- Can you briefly introduce your company and what you do?
XILBI Sistemas de Informacion SL (Spain) is a European IT and innovation company specialised in edge computing, cloud-native software, AI, IoT applications and secure digital systems. XILBI combines expertise in AI/ML, energy systems, DevOps, cybersecurity and data interoperability. The company has a strong track record in European R&D and commercial innovation, including work in renewable energy, Earth Observation, smart agriculture and critical digital infrastructures. In the energy domain, XILBI has developed advanced solutions for forecasting, anomaly detection and decision support, and operates a renewable energy Living Lab in Salamanca, Spain for testing and validation. Through SEDGE, XILBI is bringing this experience into the O-CEI ecosystem to deliver reusable, privacy-preserving synthetic energy data assets for AI and edge applications.
- What challenge are you addressing under the O-CEI Horizon’s first Open Call, and how is your proposal relevant to the challenge?
Under the O-CEI Horizon’s 1st Open Call, we address a core challenge in Cloud-Edge-IoT energy innovation: the lack of privacy-compliant, high-fidelity and interoperable datasets for training, validating and benchmarking AI/ML models. In real energy environments, access to operational data is often limited by privacy, commercial sensitivity, fragmentation and the cost of collecting representative edge scenarios. This makes it difficult to develop robust AI solutions for forecasting, non-intrusive load monitoring, demand response and other edge analytics.
Our proposal, SEDGE – Synthetic Energy Data Generation Engine – responds directly to this challenge by creating a synthetic data engine tailored to energy and edge environments. Within O-CEI Pilot 1.1 in Ireland, SEDGE generates realistic time-series data for residential and small-tertiary scenarios involving Linky smart meters, PV systems, batteries and flexible loads. It combines physics-based simulation with generative AI, behavioural modelling of occupants and a constraint-validation layer so that generated datasets remain both realistic and operationally feasible.
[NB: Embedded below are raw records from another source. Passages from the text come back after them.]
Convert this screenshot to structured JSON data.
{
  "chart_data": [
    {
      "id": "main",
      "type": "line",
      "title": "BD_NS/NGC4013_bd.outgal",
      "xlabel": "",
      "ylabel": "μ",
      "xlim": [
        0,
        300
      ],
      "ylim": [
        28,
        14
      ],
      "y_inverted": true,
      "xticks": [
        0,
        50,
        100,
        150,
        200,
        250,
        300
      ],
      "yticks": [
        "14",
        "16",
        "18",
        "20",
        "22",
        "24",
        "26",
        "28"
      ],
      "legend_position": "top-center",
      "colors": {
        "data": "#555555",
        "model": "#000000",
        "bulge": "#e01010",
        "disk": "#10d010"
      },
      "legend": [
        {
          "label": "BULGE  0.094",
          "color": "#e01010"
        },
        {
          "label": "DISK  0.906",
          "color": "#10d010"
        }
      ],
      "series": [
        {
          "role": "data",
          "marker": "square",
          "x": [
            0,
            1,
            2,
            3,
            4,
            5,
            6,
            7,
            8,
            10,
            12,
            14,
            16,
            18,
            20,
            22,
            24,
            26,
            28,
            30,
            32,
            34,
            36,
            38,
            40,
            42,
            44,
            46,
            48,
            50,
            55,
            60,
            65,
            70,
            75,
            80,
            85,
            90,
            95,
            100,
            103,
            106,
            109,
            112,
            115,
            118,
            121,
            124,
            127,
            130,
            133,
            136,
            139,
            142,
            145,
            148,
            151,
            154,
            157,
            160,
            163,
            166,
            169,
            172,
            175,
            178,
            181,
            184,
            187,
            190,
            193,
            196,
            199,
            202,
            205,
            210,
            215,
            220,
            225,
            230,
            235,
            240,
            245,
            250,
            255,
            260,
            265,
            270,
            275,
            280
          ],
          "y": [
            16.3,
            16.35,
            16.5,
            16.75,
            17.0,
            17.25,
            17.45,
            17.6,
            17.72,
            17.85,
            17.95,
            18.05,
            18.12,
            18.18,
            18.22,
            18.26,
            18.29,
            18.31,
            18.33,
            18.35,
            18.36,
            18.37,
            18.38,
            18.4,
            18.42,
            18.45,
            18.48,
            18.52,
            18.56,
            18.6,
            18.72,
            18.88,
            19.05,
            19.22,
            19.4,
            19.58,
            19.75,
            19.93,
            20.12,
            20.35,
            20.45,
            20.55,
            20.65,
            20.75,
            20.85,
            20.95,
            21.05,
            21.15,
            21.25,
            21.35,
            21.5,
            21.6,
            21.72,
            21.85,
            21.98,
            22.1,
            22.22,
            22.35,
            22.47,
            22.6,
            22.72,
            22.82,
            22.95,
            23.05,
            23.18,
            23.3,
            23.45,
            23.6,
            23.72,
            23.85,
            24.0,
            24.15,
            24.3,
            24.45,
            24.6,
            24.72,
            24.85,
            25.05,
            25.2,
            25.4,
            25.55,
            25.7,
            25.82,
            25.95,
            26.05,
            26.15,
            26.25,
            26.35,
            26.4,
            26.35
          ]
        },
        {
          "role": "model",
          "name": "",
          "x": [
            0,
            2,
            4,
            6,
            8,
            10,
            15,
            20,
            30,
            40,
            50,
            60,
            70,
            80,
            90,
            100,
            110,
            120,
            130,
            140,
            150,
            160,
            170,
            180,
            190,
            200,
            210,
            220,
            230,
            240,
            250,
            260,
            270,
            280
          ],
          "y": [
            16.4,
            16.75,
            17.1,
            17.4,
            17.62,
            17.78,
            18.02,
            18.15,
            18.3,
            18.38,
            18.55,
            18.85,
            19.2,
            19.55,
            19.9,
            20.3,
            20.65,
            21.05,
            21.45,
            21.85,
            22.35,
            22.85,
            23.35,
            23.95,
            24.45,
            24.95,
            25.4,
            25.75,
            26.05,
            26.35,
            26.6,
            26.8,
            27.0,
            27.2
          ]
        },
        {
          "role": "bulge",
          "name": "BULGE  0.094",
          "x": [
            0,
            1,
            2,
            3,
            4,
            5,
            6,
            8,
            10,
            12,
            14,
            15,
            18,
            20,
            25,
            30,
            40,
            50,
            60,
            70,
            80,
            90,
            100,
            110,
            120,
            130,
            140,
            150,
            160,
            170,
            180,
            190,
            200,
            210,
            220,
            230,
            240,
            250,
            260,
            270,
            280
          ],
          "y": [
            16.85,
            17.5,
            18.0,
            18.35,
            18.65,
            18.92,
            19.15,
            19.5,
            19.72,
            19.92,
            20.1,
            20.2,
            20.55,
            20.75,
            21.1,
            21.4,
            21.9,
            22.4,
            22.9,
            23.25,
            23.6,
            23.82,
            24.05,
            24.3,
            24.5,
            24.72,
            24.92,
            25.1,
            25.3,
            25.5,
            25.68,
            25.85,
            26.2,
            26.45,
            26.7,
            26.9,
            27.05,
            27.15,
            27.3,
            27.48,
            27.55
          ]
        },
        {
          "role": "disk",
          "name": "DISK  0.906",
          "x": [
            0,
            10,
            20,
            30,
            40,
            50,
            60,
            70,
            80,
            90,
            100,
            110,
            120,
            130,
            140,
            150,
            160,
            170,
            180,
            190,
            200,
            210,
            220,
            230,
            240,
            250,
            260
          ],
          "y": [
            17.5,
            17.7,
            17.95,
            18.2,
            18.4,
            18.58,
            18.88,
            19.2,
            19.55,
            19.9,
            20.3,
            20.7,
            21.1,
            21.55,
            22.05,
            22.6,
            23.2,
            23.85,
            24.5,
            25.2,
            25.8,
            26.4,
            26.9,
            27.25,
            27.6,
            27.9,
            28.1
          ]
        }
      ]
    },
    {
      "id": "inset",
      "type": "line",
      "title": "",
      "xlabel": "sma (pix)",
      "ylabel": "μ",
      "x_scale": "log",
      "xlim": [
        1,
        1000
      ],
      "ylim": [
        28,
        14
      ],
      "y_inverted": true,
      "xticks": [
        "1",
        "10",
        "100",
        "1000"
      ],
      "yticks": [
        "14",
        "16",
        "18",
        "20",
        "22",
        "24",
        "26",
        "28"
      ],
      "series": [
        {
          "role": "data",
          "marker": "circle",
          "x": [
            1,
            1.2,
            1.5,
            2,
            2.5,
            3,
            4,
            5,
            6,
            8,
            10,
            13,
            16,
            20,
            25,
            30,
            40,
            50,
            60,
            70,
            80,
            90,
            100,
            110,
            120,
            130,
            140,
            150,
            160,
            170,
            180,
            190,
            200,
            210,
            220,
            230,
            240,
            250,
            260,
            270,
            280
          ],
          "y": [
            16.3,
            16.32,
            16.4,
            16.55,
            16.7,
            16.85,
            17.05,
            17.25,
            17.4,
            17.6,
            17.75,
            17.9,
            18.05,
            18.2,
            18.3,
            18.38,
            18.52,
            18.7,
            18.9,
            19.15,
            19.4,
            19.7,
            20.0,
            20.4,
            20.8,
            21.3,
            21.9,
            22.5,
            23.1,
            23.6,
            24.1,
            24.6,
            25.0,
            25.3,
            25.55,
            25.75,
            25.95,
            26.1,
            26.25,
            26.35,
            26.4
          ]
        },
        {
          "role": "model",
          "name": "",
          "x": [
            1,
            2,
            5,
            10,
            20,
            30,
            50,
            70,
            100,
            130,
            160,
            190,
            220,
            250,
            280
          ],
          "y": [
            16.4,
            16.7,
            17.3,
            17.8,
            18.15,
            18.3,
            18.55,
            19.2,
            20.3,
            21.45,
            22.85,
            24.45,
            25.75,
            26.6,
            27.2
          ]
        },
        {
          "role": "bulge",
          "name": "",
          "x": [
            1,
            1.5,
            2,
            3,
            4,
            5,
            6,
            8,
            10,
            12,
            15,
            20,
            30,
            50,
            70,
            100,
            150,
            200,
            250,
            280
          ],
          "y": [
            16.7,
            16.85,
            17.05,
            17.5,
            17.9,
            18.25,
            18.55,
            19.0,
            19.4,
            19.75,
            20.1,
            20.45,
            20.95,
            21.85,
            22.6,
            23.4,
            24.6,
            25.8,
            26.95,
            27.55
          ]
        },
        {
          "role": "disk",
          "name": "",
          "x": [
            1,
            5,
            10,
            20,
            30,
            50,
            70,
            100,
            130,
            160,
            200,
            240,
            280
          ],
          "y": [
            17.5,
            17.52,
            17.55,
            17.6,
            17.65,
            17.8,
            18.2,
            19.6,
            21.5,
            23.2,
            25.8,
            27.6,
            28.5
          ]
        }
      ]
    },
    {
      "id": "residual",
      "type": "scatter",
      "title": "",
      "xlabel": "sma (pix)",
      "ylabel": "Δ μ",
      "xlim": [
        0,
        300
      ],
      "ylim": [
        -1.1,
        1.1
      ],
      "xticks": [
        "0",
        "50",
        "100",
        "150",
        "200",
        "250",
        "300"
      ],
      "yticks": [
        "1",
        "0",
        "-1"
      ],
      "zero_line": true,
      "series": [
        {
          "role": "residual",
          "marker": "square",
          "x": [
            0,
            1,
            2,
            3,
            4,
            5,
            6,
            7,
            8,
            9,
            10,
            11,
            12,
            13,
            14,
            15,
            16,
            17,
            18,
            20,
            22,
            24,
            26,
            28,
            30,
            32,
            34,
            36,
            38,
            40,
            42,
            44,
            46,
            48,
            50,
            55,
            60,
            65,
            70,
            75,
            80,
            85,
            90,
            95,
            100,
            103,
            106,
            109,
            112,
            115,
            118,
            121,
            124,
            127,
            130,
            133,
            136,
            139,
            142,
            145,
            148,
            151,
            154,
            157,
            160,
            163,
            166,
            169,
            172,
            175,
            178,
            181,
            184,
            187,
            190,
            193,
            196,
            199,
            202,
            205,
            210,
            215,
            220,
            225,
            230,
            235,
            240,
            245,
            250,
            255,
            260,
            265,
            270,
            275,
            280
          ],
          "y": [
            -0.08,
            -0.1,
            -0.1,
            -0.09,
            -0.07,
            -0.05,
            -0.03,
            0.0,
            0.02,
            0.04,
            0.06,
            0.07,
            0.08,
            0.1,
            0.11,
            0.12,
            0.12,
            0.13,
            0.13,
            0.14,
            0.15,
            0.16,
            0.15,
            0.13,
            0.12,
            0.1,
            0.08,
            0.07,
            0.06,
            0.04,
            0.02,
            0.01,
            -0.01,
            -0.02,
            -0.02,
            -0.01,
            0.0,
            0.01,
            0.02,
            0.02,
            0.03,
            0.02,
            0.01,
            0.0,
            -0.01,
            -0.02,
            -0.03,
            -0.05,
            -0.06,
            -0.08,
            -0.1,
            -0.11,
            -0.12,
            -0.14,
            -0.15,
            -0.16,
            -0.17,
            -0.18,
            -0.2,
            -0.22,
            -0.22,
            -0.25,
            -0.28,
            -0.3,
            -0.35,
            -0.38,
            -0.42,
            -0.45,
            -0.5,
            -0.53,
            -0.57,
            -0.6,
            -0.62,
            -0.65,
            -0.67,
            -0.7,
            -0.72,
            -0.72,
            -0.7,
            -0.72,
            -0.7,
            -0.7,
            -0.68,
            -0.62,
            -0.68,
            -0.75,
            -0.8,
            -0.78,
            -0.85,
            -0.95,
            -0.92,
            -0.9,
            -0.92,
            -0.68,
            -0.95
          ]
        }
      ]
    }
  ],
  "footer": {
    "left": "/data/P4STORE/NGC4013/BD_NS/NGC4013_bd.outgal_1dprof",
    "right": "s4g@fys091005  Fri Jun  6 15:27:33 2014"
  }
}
The proposal is especially relevant to O-CEI because it is designed as a reusable CEI asset rather than a one-off demonstrator. SEDGE packages synthetic datasets, edge-ready corpora and pre-training recipes that can be used on Linux gateways and K3s clusters, enabling innovators to test and benchmark solutions before using real customer data. It also encodes outputs with SHIFT ontology semantics, making datasets machine-discoverable, interoperable and ready for publication in the O-CEI marketplace. In this way, SEDGE helps reduce data-access barriers, supports trustworthy AI development at the edge, and contributes reusable assets to the wider O-CEI ecosystem.
- What is the expected impact of your proposal?
The expected impact of SEDGE is technical, operational and market-facing. First, it will provide O-CEI and Pilot 1.1 with a reusable synthetic energy data capability that enables faster and safer development of AI models for edge use cases such as forecasting, NILM and demand response. By generating realistic, privacy-preserving datasets, SEDGE reduces dependence on scarce real-world data and allows solutions to be tested before deployment in operational environments.
Second, SEDGE is expected to improve model quality and development efficiency. Our objective is to demonstrate that models pre-trained on SEDGE datasets and then fine-tuned on real data achieve measurable gains compared with training from scratch, while also reducing edge training time. This can shorten experimentation cycles, reduce field testing effort and help innovators validate solutions more quickly within the Cloud-Edge-IoT continuum.
Third, SEDGE has strong interoperability and replication value. All outputs are prepared with SHIFT-compliant semantics and dataset cards, making them suitable for discovery, reuse and benchmarking through the O-CEI marketplace. Because scenarios are parameterised by weather, tariffs, building archetypes and technology configurations, the approach can be adapted beyond the French pilot to other regions and Member States with limited additional engineering.
Finally, SEDGE contributes to trust and sustainability. It supports privacy-preserving AI development, reduces the need for resource-intensive field data collection, and helps organizations simulate rare or high-risk scenarios without exposing personal or commercially sensitive data. Overall, the project aims to establish synthetic energy data as a practical, trustworthy, and scalable enabler for European edge AI innovation.